As popular media focuses unprecedented attention on the issue of plastic waste, stakeholders across industry have continued working on the practical realisation of the EU’s strategy – and planet earth’s demand – for integration of polymers into the circular economy model. A major contribution to this effort is being made by CEFLEX. Project co-ordinator Graham Houlder spoke to Tim Sykes about the progress the initiative is making.
“We’ve witnessed meteoric growth since featuring at last year’s interpack and we’ve now signed up 53 stakeholders – and counting,” revealed Graham Houlder. “There is great enthusiasm from industry, and participation is balanced across the value chain.”

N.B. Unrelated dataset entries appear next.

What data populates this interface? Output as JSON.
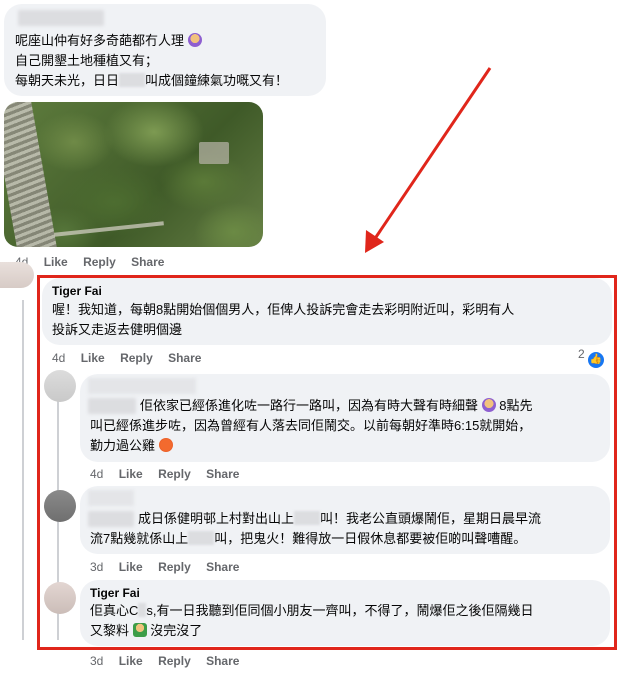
{
  "comment1": {
    "lines": [
      "呢座山仲有好多奇葩都冇人理",
      "自己開墾土地種植又有；",
      "每朝天未光，日日",
      "叫成個鐘練氣功嘅又有！"
    ],
    "time": "4d",
    "like": "Like",
    "reply": "Reply",
    "share": "Share"
  },
  "reply1": {
    "name": "Tiger Fai",
    "lines": [
      "喔！我知道，每朝8點開始個個男人，佢俾人投訴完會走去彩明附近叫，彩明有人",
      "投訴又走返去健明個邊"
    ],
    "time": "4d",
    "like": "Like",
    "reply": "Reply",
    "share": "Share",
    "reaction_count": "2"
  },
  "reply2": {
    "lines": [
      "佢依家已經係進化咗一路行一路叫，因為有時大聲有時細聲",
      "8點先",
      "叫已經係進步咗，因為曾經有人落去同佢鬧交。以前每朝好準時6:15就開始，",
      "勤力過公雞"
    ],
    "time": "4d",
    "like": "Like",
    "reply": "Reply",
    "share": "Share"
  },
  "reply3": {
    "lines": [
      "成日係健明邨上村對出山上",
      "叫！我老公直頭爆鬧佢，星期日晨早流",
      "流7點幾就係山上",
      "叫，把鬼火！難得放一日假休息都要被佢啲叫聲嘈醒。"
    ],
    "time": "3d",
    "like": "Like",
    "reply": "Reply",
    "share": "Share"
  },
  "reply4": {
    "name": "Tiger Fai",
    "lines": [
      "佢真心C",
      "s,有一日我聽到佢同個小朋友一齊叫，不得了，鬧爆佢之後佢隔幾日",
      "又黎料",
      "沒完沒了"
    ],
    "time": "3d",
    "like": "Like",
    "reply": "Reply",
    "share": "Share"
  },
  "colors": {
    "highlight": "#e0261b",
    "bubble": "#f0f2f5",
    "like_blue": "#1877f2"
  }
}
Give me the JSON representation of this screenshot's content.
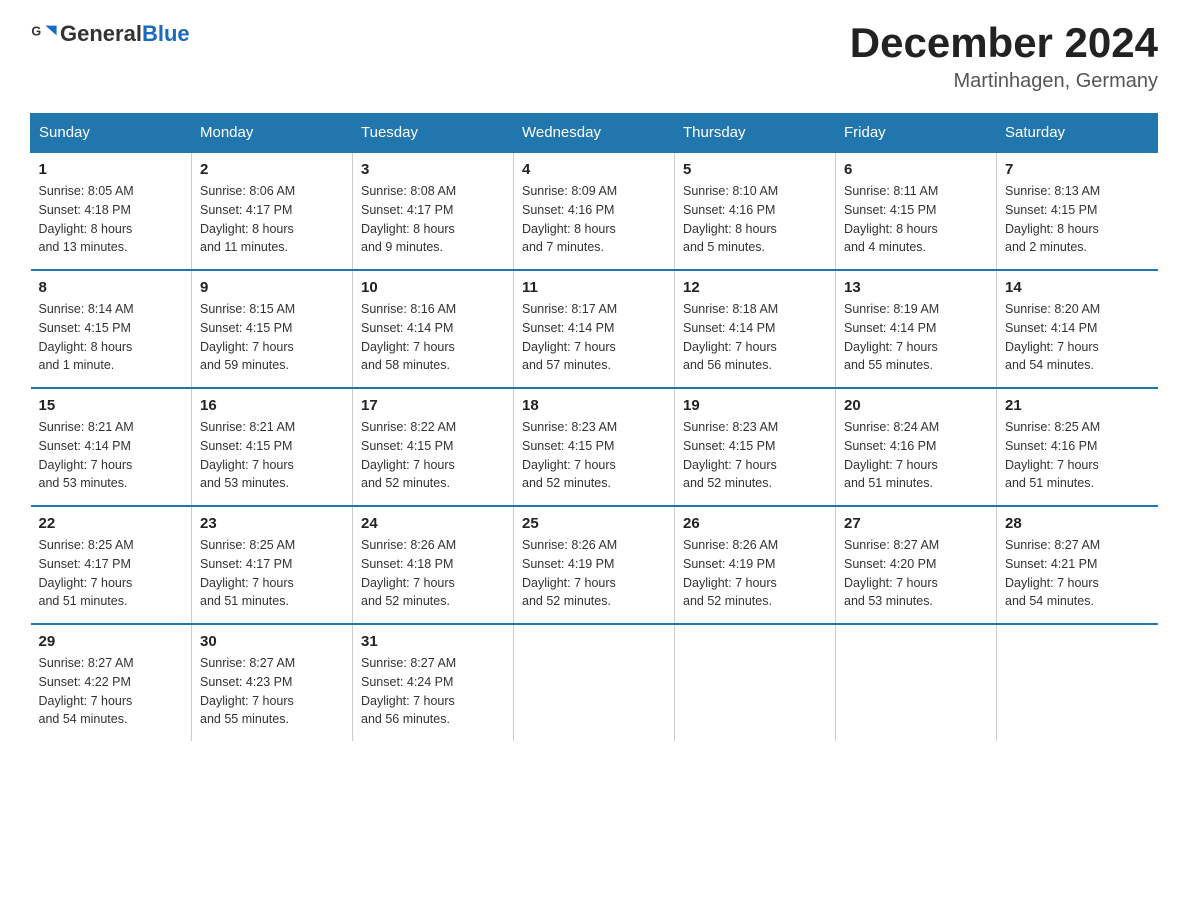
{
  "header": {
    "logo_general": "General",
    "logo_blue": "Blue",
    "title": "December 2024",
    "location": "Martinhagen, Germany"
  },
  "days_of_week": [
    "Sunday",
    "Monday",
    "Tuesday",
    "Wednesday",
    "Thursday",
    "Friday",
    "Saturday"
  ],
  "weeks": [
    [
      {
        "num": "1",
        "info": "Sunrise: 8:05 AM\nSunset: 4:18 PM\nDaylight: 8 hours\nand 13 minutes."
      },
      {
        "num": "2",
        "info": "Sunrise: 8:06 AM\nSunset: 4:17 PM\nDaylight: 8 hours\nand 11 minutes."
      },
      {
        "num": "3",
        "info": "Sunrise: 8:08 AM\nSunset: 4:17 PM\nDaylight: 8 hours\nand 9 minutes."
      },
      {
        "num": "4",
        "info": "Sunrise: 8:09 AM\nSunset: 4:16 PM\nDaylight: 8 hours\nand 7 minutes."
      },
      {
        "num": "5",
        "info": "Sunrise: 8:10 AM\nSunset: 4:16 PM\nDaylight: 8 hours\nand 5 minutes."
      },
      {
        "num": "6",
        "info": "Sunrise: 8:11 AM\nSunset: 4:15 PM\nDaylight: 8 hours\nand 4 minutes."
      },
      {
        "num": "7",
        "info": "Sunrise: 8:13 AM\nSunset: 4:15 PM\nDaylight: 8 hours\nand 2 minutes."
      }
    ],
    [
      {
        "num": "8",
        "info": "Sunrise: 8:14 AM\nSunset: 4:15 PM\nDaylight: 8 hours\nand 1 minute."
      },
      {
        "num": "9",
        "info": "Sunrise: 8:15 AM\nSunset: 4:15 PM\nDaylight: 7 hours\nand 59 minutes."
      },
      {
        "num": "10",
        "info": "Sunrise: 8:16 AM\nSunset: 4:14 PM\nDaylight: 7 hours\nand 58 minutes."
      },
      {
        "num": "11",
        "info": "Sunrise: 8:17 AM\nSunset: 4:14 PM\nDaylight: 7 hours\nand 57 minutes."
      },
      {
        "num": "12",
        "info": "Sunrise: 8:18 AM\nSunset: 4:14 PM\nDaylight: 7 hours\nand 56 minutes."
      },
      {
        "num": "13",
        "info": "Sunrise: 8:19 AM\nSunset: 4:14 PM\nDaylight: 7 hours\nand 55 minutes."
      },
      {
        "num": "14",
        "info": "Sunrise: 8:20 AM\nSunset: 4:14 PM\nDaylight: 7 hours\nand 54 minutes."
      }
    ],
    [
      {
        "num": "15",
        "info": "Sunrise: 8:21 AM\nSunset: 4:14 PM\nDaylight: 7 hours\nand 53 minutes."
      },
      {
        "num": "16",
        "info": "Sunrise: 8:21 AM\nSunset: 4:15 PM\nDaylight: 7 hours\nand 53 minutes."
      },
      {
        "num": "17",
        "info": "Sunrise: 8:22 AM\nSunset: 4:15 PM\nDaylight: 7 hours\nand 52 minutes."
      },
      {
        "num": "18",
        "info": "Sunrise: 8:23 AM\nSunset: 4:15 PM\nDaylight: 7 hours\nand 52 minutes."
      },
      {
        "num": "19",
        "info": "Sunrise: 8:23 AM\nSunset: 4:15 PM\nDaylight: 7 hours\nand 52 minutes."
      },
      {
        "num": "20",
        "info": "Sunrise: 8:24 AM\nSunset: 4:16 PM\nDaylight: 7 hours\nand 51 minutes."
      },
      {
        "num": "21",
        "info": "Sunrise: 8:25 AM\nSunset: 4:16 PM\nDaylight: 7 hours\nand 51 minutes."
      }
    ],
    [
      {
        "num": "22",
        "info": "Sunrise: 8:25 AM\nSunset: 4:17 PM\nDaylight: 7 hours\nand 51 minutes."
      },
      {
        "num": "23",
        "info": "Sunrise: 8:25 AM\nSunset: 4:17 PM\nDaylight: 7 hours\nand 51 minutes."
      },
      {
        "num": "24",
        "info": "Sunrise: 8:26 AM\nSunset: 4:18 PM\nDaylight: 7 hours\nand 52 minutes."
      },
      {
        "num": "25",
        "info": "Sunrise: 8:26 AM\nSunset: 4:19 PM\nDaylight: 7 hours\nand 52 minutes."
      },
      {
        "num": "26",
        "info": "Sunrise: 8:26 AM\nSunset: 4:19 PM\nDaylight: 7 hours\nand 52 minutes."
      },
      {
        "num": "27",
        "info": "Sunrise: 8:27 AM\nSunset: 4:20 PM\nDaylight: 7 hours\nand 53 minutes."
      },
      {
        "num": "28",
        "info": "Sunrise: 8:27 AM\nSunset: 4:21 PM\nDaylight: 7 hours\nand 54 minutes."
      }
    ],
    [
      {
        "num": "29",
        "info": "Sunrise: 8:27 AM\nSunset: 4:22 PM\nDaylight: 7 hours\nand 54 minutes."
      },
      {
        "num": "30",
        "info": "Sunrise: 8:27 AM\nSunset: 4:23 PM\nDaylight: 7 hours\nand 55 minutes."
      },
      {
        "num": "31",
        "info": "Sunrise: 8:27 AM\nSunset: 4:24 PM\nDaylight: 7 hours\nand 56 minutes."
      },
      null,
      null,
      null,
      null
    ]
  ]
}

There is a positive proposition at the basis of the CEFLEX approach: plastics as used today are very often the most resource-efficient packaging material and format, offering the lowest environmental impact and best product protection relative to the inputs – but they should nevertheless be assimilated into the circular economy through active steps to increase recycling.
As such, Mr Houlder welcomes the current focus on plastics. “Society’s interests have changed,” he remarked. “Although Europe is not one of the major contributors to marine litter, we still need to address the problem. The present attention on plastics can be a good thing if it drives engagement and a real willingness to find practical solutions.”
But is there a chance that a less than holistic approach to the role of plastics, such as pressure to eliminate them altogether, might spook end users and undermine the objectives of a project like CEFLEX? Mr Houlder remains untroubled. “I don’t think it has changed the mood,” he said. “People in this industry have been in the game for a long time and know about the shifting nature of media attention. We have to continue to ask ourselves whether there are quantifiably better alternatives to flexibles. Whilst we aren’t aware of such alternatives, we do know that there are opportunities in both the design of flexible packaging and in the available end of life options to make flexibles more circular.”
CEFLEX aims to increase recycling of flexibles in the short term and in the longer term (which means by 2025) support the development of a collection, sorting and reprocessing infrastructure for post-consumer flexible packaging across Europe. A necessary precondition is to achieve widespread collection and effective sorting. Mono PE or PP films make up by far the largest proportion of market volumes; if collected and sorted, these substrates are easily recycled and represent the kind of low hanging fruit that will facilitate progress towards the project’s shorter-term goals.
“Beyond that, a reason why widespread recycling hasn’t happened before is that it isn’t easy,” Mr Houlder observed. Further gains require multifaceted action, featuring both market pushes and pulls. A necessary first step is studying the range of materials out there in the marketplace. CEFLEX has discovered that the flexible packaging market is made up of about 150 mono and multi-material combinations – rather fewer than anticipated, and these can be grouped together to simplify the picture further.
Another dimension of the task consists in more effectively identifying markets for secondary materials. “We want to shift the approach away from ‘I’ve got this material… who can I sell it to?’ towards a more strategic stance. We might ask, ‘Which end markets can we target with LDPE? What properties would they require with regards to odour and transparency? What volumes would they need to make it viable?’ Only then can we come up with specifications to take back to the sorting centres.”
Following this approach, CEFLEX will be gathering market intelligence that helps the waste management stakeholders develop a rigorous business case for collection of all flexible packaging. At the same time, it will be identifying and communicating to industry best practice with regard to the design and recyclability of flexible packaging.
The task facing flexibles is undoubtedly complex. “In particular, raising collection rates to the levels required in various countries is going to be a real challenge, especially in view of the investments required,” said Mr Houlder. “Once we’ve worked out the exact requirements, the task for CEFLEX will be to establish links with the municipalities and other collection decision makers.”
However, CEFLEX looks set to provide powerful resources to meet the challenge. The project’s empirical insights will help quantify the economic and environmental impact of flexible packaging with and without recycling and provide all stakeholders with tools to connect the links that can – WILL – eventually form a circle. The multi-faceted strategy certainly seems to work in theory, and pilot projects are planned to bridge principle and practice.
Mr Houlder concluded:
“We’re aware that plastics are getting a lot of attention at the moment. Well, while the media storm is raging parts of the industry are quietly working on solutions.”